Combinations of the SNP alleles at multiple loci under LD were constructed for the low and high melanin groups. Low melanin was associated with the allele combination rs819136G/rs3212371A/ rs2279727A/rs2311843T (p = 0.0016). This combination of alleles might be indicative of an inhibitory factor responsible for low melanin synthesis. The MC1R is activated by α-MSH and antagonized by agouti signaling protein (ASIP). When MC1R is inactive, dopaquinone is preferentially converted into pheomelanin, which is responsible for light skin color and low level melanin. Thus, rs819136G, which is in the gene for ASIP, can lead to this result. There was a significant association between high melanin and the allele combination rs3793976T/rs2298458G/rs3212363T/ rs1805008C (p = 0.0269). This combination of alleles appears to promote eumelanin synthesis, resulting in a dark skin color. The ASIP, TYRP1, TYR, MC1R, OCA2, MITF, and MYO5A genes have been identified that are likely to play a role in normal pigment variation, either by controlling the rate and type of melanin produced, or by exerting an effect on the melanin biosynthetic pathway (John et al. 2003). The rs3793976T and rs2298458G alleles in the TYR gene produce enzymes which act in the melanin biosynthetic pathway and contribute to this result.
Discussion
Human skin color variation is assumed to result from the interaction of a number of genes, with each gene having a small impact on the final effect. A gene-gene interaction between SNP alleles at multiple loci is an important but also complex model concept. Identifying both the relevant genes and the variable loci within them that determine inter-individual skin color variation is one of the most difficult challenges of this type. Most approaches of related studies have chosen to evaluate single genes (the haplotype approach). This approach ignores the possibility that the effects of genetic units consisting of multi loci influence or even control the variations. Furthermore, classical genetic analyses limit the power to detect interaction, essentially ruling out such interaction before examining whether it is appropriate to make this determination. Such analyses could readily lack a basis for a biological interpretation of gene-gene interaction (Zhao et al. 2006). Therefore, we conducted an investigation of a gene-gene pattern of interaction between SNP alleles at multiple loci (not necessarily on the same chromosome), which contributes to the inquiry into inter-individual skin color variation by use of LD, which can serve as a measure of gene-gene interaction between unlinked loci (Zhao et al. 2006).

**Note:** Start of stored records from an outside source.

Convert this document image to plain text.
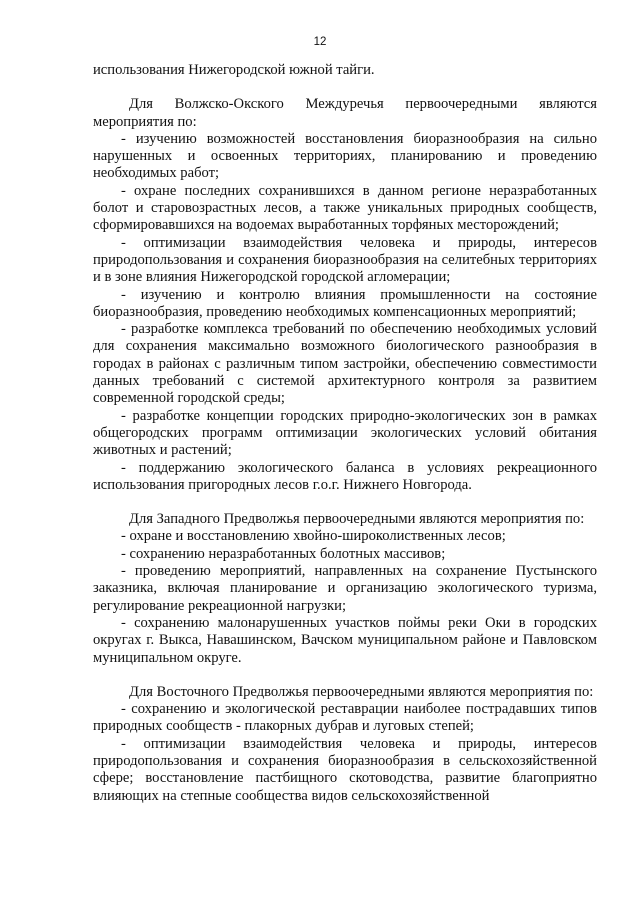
12

использования Нижегородской южной тайги.

Для Волжско-Окского Междуречья первоочередными являются мероприятия по:

- изучению возможностей восстановления биоразнообразия на сильно нарушенных и освоенных территориях, планированию и проведению необходимых работ;

- охране последних сохранившихся в данном регионе неразработанных болот и старовозрастных лесов, а также уникальных природных сообществ, сформировавшихся на водоемах выработанных торфяных месторождений;

- оптимизации взаимодействия человека и природы, интересов природопользования и сохранения биоразнообразия на селитебных территориях и в зоне влияния Нижегородской городской агломерации;

- изучению и контролю влияния промышленности на состояние биоразнообразия, проведению необходимых компенсационных мероприятий;

- разработке комплекса требований по обеспечению необходимых условий для сохранения максимально возможного биологического разнообразия в городах в районах с различным типом застройки, обеспечению совместимости данных требований с системой архитектурного контроля за развитием современной городской среды;

- разработке концепции городских природно-экологических зон в рамках общегородских программ оптимизации экологических условий обитания животных и растений;

- поддержанию экологического баланса в условиях рекреационного использования пригородных лесов г.о.г. Нижнего Новгорода.

Для Западного Предволжья первоочередными являются мероприятия по:

- охране и восстановлению хвойно-широколиственных лесов;

- сохранению неразработанных болотных массивов;

- проведению мероприятий, направленных на сохранение Пустынского заказника, включая планирование и организацию экологического туризма, регулирование рекреационной нагрузки;

- сохранению малонарушенных участков поймы реки Оки в городских округах г. Выкса, Навашинском, Вачском муниципальном районе и Павловском муниципальном округе.

Для Восточного Предволжья первоочередными являются мероприятия по:

- сохранению и экологической реставрации наиболее пострадавших типов природных сообществ - плакорных дубрав и луговых степей;

- оптимизации взаимодействия человека и природы, интересов природопользования и сохранения биоразнообразия в сельскохозяйственной сфере; восстановление пастбищного скотоводства, развитие благоприятно влияющих на степные сообщества видов сельскохозяйственной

Our results show that gene-gene interaction between SNP alleles at multiple loci contributes to inter-individual skin color as well as melanin variation—indicating a high possibility of LD structure—despite the fact that the alleles are not on the same chromosome. These results were obtained from 122 Caucasians. Undoubtedly, a greater number of subjects will be needed to obtain more robustly accurate results. Still, since a SNP is a genetic variation occurring in ≥1% of the population, 122 subjects is a number sufficient to meet at least the preliminary conditions. Similar investigations will also be needed with samples from non-Caucasians in order to determine whether gene-gene interaction between SNP alleles at multiple loci contributes to inter-individual skin color variations or racial differences. These results should be understood to be preliminary. There is a need to develop analytical methods for rigorously testing gene-gene interactions and identifying the combinations of variable loci that determine the phenotypic variations. The ultimate overarching goal of this work is to eventually use remote sensing data to clarify the relationship of the atmospheric environment and SNP allelic frequency, and to investigate environmental impacts on the human adaptability to UV irradiation. The resulting data should prove to be of great help in predicting the impact of environmental changes on health risk, such as high UV exposure secondary to ozone depletion.
Acknowledgments
This work is supported by the Japan Society for the Promotion of Science (JSPS) grants.